Some lawmakers, however, say continuing the tax will only add to the burdened real estate market and to homeowners having a difficult time selling their properties.
Because lawmakers failed to act on the tax before the end of the regular legislative session Wednesday, a special session to deal with the issue likely will be held this summer. The municipal portion of the tax generates more than $40 million annually for towns and cities throughout the state.
Mayor Mark Boughton said Danbury could lose as much as $750,000 if the municipal portion of the tax isn't continued beyond July 1, when state sunset laws will eliminate portions that towns receive.
"We are very concerned about it, but we have every reason to believe it will be restored during the special session," Boughton said. "If not, it could be very problematic for us."
Area municipal leaders said they incorporated the expected tax revenue when determining their budgets for the coming fiscal year, based on assurances from legislative leaders that they would continue to receive their share.
Ridgefield First Selectman Rudy Marconi said his town stands to lose as much as $450,000 if the tax isn't continued.

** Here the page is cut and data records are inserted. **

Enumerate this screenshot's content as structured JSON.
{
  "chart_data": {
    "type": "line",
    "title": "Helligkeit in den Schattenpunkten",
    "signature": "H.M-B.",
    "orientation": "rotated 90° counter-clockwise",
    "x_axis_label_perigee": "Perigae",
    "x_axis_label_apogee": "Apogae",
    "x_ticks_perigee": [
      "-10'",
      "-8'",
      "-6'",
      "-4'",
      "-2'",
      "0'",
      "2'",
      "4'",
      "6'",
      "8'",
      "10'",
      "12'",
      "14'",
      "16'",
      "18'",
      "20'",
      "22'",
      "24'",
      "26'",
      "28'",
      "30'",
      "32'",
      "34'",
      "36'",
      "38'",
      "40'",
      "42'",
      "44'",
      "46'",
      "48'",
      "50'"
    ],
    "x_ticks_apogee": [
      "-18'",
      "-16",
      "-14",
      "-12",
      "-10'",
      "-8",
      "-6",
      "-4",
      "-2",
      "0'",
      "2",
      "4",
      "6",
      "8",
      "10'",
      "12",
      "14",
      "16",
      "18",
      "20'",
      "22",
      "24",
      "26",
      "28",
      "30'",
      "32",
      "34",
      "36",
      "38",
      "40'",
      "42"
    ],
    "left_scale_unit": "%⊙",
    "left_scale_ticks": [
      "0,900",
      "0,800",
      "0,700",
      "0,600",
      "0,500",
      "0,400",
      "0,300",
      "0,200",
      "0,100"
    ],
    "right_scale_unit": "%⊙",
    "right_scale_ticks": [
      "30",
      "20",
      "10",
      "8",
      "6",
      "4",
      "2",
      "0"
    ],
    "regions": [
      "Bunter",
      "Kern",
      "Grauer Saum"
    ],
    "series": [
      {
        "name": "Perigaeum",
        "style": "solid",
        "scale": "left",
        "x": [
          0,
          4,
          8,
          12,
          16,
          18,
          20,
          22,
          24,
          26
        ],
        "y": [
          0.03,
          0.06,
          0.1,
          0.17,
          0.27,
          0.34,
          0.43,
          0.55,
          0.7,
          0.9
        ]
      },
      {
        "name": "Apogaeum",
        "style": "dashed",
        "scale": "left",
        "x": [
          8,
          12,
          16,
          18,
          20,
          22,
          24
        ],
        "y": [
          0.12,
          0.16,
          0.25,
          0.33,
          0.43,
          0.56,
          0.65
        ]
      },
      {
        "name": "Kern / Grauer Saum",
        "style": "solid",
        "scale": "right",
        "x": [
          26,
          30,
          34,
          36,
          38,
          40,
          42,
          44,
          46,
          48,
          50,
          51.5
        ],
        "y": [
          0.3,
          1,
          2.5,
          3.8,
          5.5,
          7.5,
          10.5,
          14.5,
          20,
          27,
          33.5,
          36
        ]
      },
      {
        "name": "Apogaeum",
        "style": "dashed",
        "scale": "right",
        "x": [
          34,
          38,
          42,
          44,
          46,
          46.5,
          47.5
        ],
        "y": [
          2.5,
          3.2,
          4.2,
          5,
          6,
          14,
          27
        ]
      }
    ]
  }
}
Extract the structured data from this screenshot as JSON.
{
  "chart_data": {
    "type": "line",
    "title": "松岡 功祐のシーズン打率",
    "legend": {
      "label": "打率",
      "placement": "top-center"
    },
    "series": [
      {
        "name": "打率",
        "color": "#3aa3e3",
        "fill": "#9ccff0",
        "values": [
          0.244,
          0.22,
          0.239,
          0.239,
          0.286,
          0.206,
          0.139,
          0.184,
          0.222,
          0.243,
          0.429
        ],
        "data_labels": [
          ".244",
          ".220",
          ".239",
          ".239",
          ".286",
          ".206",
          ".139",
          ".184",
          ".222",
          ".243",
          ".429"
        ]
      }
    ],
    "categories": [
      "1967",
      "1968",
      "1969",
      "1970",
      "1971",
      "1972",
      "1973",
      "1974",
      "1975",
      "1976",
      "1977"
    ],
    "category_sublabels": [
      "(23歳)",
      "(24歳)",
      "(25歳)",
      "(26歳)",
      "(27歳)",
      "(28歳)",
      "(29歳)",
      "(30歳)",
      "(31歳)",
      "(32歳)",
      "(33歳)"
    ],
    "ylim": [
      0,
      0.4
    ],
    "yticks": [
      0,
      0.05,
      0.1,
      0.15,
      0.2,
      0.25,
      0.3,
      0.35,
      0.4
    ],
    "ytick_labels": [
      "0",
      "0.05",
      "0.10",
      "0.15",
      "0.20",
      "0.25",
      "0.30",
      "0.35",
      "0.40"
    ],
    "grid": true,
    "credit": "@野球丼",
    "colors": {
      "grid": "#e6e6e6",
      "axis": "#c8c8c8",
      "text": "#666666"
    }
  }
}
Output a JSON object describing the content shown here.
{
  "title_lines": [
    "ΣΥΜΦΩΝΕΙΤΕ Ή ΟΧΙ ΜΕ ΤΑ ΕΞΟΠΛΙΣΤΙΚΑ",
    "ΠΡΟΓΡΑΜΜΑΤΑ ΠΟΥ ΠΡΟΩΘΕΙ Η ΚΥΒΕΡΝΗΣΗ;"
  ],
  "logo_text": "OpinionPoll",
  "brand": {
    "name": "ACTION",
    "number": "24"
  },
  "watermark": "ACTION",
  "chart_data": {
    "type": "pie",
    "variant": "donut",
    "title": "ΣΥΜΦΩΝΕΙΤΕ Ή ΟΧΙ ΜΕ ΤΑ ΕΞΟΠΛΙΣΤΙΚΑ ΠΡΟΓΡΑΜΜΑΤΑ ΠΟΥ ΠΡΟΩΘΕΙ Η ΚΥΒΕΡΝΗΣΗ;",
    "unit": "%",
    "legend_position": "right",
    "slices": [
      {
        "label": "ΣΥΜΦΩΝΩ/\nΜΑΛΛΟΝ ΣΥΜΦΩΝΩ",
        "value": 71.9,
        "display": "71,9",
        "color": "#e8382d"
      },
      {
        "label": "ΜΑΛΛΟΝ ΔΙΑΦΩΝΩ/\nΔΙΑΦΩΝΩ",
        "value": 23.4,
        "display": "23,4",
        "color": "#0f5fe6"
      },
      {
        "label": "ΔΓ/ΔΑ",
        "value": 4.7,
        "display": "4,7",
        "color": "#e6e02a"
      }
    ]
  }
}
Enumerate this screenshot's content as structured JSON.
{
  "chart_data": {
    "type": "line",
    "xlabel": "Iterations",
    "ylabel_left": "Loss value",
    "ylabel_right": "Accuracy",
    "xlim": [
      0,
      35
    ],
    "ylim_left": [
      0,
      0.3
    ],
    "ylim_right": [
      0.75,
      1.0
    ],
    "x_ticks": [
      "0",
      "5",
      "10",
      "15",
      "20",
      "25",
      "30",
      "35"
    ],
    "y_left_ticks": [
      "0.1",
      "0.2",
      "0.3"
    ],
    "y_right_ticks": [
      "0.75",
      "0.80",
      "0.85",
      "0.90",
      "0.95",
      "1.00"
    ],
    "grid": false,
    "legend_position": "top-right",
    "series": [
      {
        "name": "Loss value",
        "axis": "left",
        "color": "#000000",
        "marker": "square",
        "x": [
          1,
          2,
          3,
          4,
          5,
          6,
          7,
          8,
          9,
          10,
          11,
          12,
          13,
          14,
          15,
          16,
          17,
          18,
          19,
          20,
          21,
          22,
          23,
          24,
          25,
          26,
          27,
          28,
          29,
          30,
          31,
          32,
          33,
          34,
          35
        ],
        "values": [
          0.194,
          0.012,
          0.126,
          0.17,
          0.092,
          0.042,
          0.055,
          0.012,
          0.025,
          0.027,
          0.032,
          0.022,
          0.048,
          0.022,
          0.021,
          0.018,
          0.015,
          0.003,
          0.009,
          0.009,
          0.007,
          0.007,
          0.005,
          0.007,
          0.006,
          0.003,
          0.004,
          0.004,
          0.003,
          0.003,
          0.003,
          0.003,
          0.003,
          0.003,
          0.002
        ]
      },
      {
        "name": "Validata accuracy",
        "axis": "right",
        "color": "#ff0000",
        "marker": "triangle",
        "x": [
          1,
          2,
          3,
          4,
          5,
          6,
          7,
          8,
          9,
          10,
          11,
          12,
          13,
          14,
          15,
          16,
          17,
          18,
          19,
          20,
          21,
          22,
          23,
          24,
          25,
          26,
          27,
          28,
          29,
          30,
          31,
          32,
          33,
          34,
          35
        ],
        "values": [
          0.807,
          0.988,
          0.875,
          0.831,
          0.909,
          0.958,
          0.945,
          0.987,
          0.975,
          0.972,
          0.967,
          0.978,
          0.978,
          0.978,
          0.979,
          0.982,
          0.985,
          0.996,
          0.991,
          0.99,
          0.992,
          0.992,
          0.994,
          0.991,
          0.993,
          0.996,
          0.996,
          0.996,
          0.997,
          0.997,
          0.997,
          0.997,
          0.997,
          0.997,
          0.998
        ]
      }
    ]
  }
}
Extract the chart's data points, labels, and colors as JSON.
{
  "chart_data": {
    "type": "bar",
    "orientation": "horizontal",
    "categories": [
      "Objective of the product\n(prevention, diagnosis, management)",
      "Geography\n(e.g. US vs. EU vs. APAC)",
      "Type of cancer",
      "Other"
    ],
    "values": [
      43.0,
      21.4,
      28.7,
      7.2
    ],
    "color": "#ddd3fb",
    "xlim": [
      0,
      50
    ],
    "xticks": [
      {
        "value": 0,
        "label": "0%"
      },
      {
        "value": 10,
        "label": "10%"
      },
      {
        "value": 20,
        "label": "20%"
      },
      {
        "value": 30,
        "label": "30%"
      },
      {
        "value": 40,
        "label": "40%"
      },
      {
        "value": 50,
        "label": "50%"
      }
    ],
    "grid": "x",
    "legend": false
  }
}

"It would be a disaster if they remove this tax," said New Fairfield First Selectman John Hodge, noting his town could lose as much as $200,000. "At this point it's essential to towns, and ultimately it doesn't affect whether a house sells or not."
Some lawmakers say because the tax is levied on the person who sells a property, those already faced with lower values could get even less from selling their home.
"This was implemented several years ago when the real estate market was booming, and I was against it then," said state Sen. David Cappiello, R- Danbury. "Particularly with decreased values now, every dollar counts."
He said continuing the tax would essentially create a tax increase, but he wouldn't mind eliminating the state's portion to help struggling municipalities that rely on property taxes for the majority of their revenue.
"Either way, this was supposed to be a one-year tax and now it looks like it will be permanent," Cappiello said.
Deputy House Speaker Robert Godfrey, D-Danbury, said although he expects the tax will be continued beyond July during the special session, it's not something he supports.
"It has been and continues to be a bad idea," he said. "It doesn't seem good policy to me to put an extra burden on buying a house."